Kelly® Science & Clinical is seeking a Document Control & Training Manager for a Direct Hire position at a leading specialty pharmaceutical company in Sacramento, CA
. If you’re passionate about bringing the latest scientific discoveries to life and are ready to take the next step in your career, trust The Experts at Hiring Experts.

$80-90k

In this role, you will lead and mentor teams to manage document control and GMP training programs, ensuring regulatory compliance and inspection readiness, driving digital transformation, supporting cross-functional collaboration, and fostering a culture of continuous improvement and operational excellence within a fast-growing pharmaceutical and biotech organization.
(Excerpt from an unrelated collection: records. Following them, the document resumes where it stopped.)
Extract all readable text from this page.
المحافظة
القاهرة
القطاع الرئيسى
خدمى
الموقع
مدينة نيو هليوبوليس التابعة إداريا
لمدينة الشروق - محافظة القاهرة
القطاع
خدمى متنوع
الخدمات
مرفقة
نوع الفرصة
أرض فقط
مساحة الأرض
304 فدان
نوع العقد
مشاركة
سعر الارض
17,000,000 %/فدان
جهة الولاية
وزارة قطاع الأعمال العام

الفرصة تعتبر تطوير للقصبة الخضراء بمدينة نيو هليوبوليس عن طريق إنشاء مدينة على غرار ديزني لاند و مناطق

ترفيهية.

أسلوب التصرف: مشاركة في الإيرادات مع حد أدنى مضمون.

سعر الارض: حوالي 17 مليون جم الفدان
• Lead and Develop Teams: Direct, mentor, and inspire the Document Control and GMP Training teams, fostering growth, accountability, and continuous improvement.
• Set Strategic Direction: Establish KPIs, objectives, and overall strategy for document control and training in alignment with organizational quality goals.
• Champion Regulatory Compliance: Ensure robust document management and training programs meet global regulatory requirements (21 CFR 210/211, EU GMP) and maintain inspection readiness.
• Oversee Document Lifecycle: Supervise the creation, organization, revision, archival, and retrieval of critical documents such as SOPs, Master Batch Records, and logbooks for multi-product/multi-site operations.
• Manage GMP Training Programs: Oversee employee training curricula, ensuring all staff are qualified, compliant, and prepared for evolving processes or regulatory changes.
• Drive Process Improvement: Proactively identify workflow bottlenecks, elevate document control best practices, and implement scalable solutions across the organization.
• Lead Digital Transformation: Act as the Business System Owner for electronic document and training management systems, overseeing system configuration, validation, and integrity per regulatory standards (21 CFR Part 11).
• Support Audits and Inspections: Represent quality systems during FDA/EMA audits, regulatory inspections, and customer visits, and deliver improvement strategies to leadership.
• Collaborate Cross-Functionally: Work closely with QA, Manufacturing, Regulatory, IT, and Engineering teams to drive seamless quality operations and support remediation efforts as needed.
• Uphold Culture and Standards: Set clear policies and productivity benchmarks, promote ethical practices, and cultivate a strong culture of operational excellence and compliance company wide.

• Bachelor’s degree in Science, Engineering, or related field, Master’s degree strongly preferred.
• 8+ years of QA experience in a GMP-regulated environment.
• 3+ years of people management experience.
• Extensive knowledge of cGMP (21 CFR 210/211), EU GMP, GDP, 21 CFR Part 11, and ALCOA data integrity principles.
• Demonstrated expertise as a Business System Owner for digital Document Control/Training systems.
• Proven experience supporting successful regulatory inspections and customer audits.
• Superior project management, change leadership, and communication skills.